Ownership

Every SD has an owner. Ownership confers two implicit rights that AccessCheck grants regardless of what the DACL says:

• READ_CONTROL — the owner can always read the object's SD.
• WRITE_DAC — the owner can always modify the object's DACL.

These implicit grants are the "you can't lock yourself out" guarantee. Even if the DACL grants the owner nothing, the owner can read and rewrite the DACL to restore access.

§5.6.1 OWNER RIGHTS (S-1-3-4) #

The implicit READ_CONTROL and WRITE_DAC grants MAY be suppressed or modified by including an ACE for the OWNER RIGHTS SID (S-1-3-4) in the DACL.

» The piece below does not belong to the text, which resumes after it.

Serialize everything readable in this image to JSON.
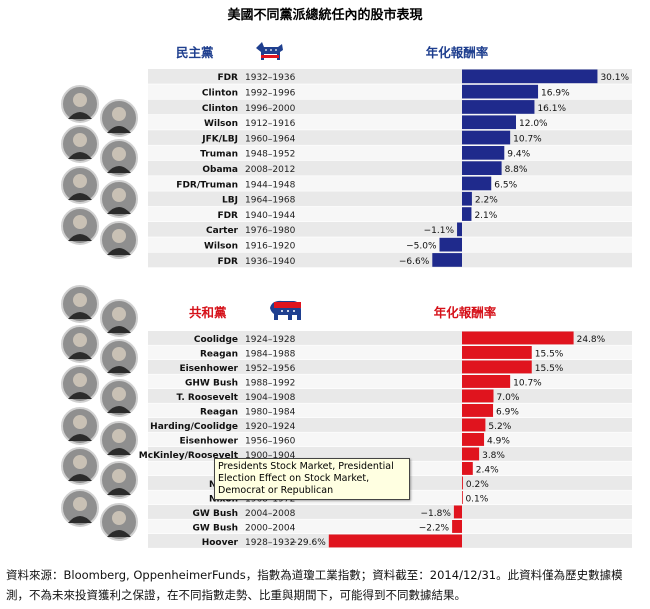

When AccessCheck detects an OWNER RIGHTS ACE in the DACL (via a pre-scan before the DACL walk), the implicit grant is suppressed. The owner's access then comes entirely from the DACL walk -- through ACEs matching their user SID, group SIDs, and any ACEs targeting S-1-3-4.

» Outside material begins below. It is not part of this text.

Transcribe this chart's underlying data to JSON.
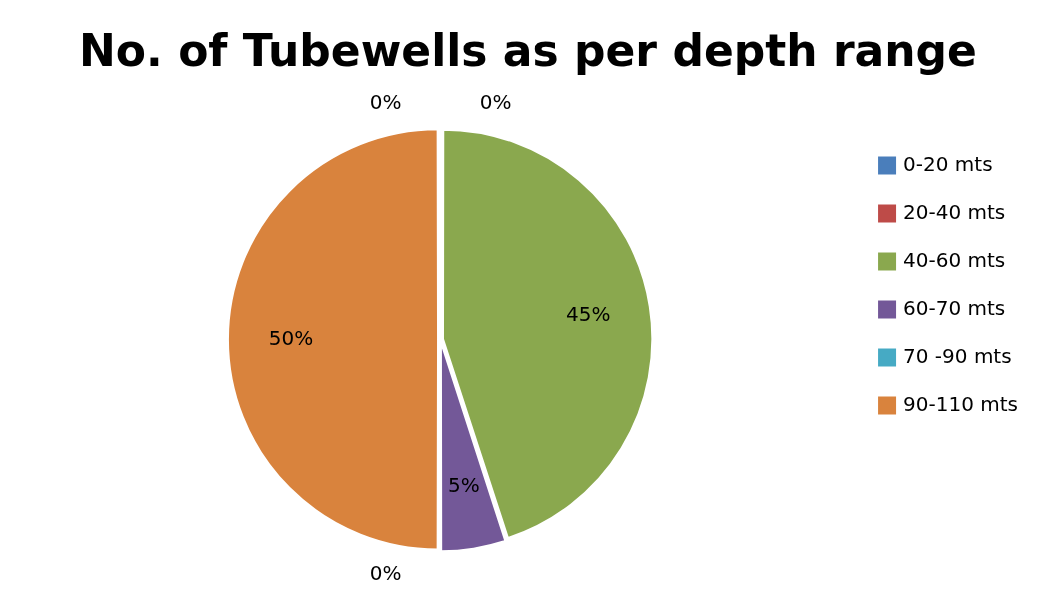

This enables three patterns:

• Suppress owner rights — a deny ACE for S-1-3-4 with READ_CONTROL | WRITE_DAC.
• Expand owner rights — an allow ACE for S-1-3-4 with additional rights beyond the default.
• Restrict owner rights — an allow ACE for S-1-3-4 with only READ_CONTROL (no WRITE_DAC).

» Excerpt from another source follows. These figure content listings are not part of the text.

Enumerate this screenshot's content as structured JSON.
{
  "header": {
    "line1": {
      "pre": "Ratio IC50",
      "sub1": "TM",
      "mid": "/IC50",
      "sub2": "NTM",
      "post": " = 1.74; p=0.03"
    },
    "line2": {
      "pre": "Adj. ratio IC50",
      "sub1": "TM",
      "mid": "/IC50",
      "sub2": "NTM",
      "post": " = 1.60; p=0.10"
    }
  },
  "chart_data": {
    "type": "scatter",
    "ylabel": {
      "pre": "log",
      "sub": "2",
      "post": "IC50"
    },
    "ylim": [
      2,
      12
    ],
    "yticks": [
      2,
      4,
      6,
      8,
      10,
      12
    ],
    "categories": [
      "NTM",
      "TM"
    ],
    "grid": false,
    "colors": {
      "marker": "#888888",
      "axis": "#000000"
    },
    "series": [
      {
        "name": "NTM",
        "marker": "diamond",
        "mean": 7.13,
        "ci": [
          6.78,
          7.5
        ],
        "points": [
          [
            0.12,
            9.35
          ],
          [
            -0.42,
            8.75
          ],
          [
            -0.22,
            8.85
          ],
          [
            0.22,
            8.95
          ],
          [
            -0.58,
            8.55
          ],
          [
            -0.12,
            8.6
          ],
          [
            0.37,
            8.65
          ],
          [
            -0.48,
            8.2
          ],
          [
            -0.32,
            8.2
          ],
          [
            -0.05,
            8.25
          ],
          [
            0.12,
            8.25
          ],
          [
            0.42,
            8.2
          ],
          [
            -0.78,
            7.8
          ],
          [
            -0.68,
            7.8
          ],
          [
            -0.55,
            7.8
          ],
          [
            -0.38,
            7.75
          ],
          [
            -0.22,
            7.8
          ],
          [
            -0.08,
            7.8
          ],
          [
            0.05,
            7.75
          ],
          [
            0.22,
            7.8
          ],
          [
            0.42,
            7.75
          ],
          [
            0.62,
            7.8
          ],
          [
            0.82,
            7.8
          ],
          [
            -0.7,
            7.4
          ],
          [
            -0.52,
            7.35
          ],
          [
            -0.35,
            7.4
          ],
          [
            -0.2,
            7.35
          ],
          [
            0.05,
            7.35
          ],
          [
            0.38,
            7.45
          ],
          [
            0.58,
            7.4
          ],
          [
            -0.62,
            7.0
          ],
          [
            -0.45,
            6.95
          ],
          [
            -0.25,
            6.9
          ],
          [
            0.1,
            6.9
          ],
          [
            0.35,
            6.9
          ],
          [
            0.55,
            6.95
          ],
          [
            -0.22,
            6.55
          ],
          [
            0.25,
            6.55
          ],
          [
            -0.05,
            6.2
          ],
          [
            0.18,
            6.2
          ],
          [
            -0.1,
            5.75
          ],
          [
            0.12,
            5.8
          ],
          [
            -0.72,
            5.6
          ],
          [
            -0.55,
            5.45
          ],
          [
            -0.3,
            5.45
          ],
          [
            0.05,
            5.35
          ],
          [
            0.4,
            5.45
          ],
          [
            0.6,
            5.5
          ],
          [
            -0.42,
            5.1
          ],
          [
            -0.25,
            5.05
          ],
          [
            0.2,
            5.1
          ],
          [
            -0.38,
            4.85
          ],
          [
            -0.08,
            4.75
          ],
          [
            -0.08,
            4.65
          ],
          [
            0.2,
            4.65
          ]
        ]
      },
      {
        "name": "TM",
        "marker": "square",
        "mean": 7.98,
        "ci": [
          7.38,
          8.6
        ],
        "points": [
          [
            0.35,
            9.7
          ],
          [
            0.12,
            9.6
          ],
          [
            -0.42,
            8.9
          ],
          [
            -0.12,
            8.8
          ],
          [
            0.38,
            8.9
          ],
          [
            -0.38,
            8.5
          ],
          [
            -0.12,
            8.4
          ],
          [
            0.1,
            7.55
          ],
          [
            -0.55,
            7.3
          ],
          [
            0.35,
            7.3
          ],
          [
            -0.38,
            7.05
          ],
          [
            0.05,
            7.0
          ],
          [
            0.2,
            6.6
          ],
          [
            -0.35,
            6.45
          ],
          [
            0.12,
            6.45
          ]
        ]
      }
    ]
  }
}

The OWNER RIGHTS pre-scan checks only for the ACE's presence in the DACL, not whether any condition on the ACE evaluates to TRUE. A conditional ACE targeting OWNER RIGHTS suppresses the implicit grant even if the condition later evaluates to FALSE.

During the DACL walk, S-1-3-4 is treated as a normal SID. If the caller is the owner, ACEs targeting S-1-3-4 match the caller. The suppression only removes the automatic implicit grant; it does not isolate the owner from the rest of the DACL.

§5.6.2 Ownership transfer #

Changing an object's owner requires WRITE_OWNER on the object. Without SeTakeOwnershipPrivilege, the new owner MUST be the caller's own SID or a group on the caller's token with SE_GROUP_OWNER.

SeTakeOwnershipPrivilege grants WRITE_OWNER on any object regardless of the DACL. SeRestorePrivilege allows setting ownership to any arbitrary SID.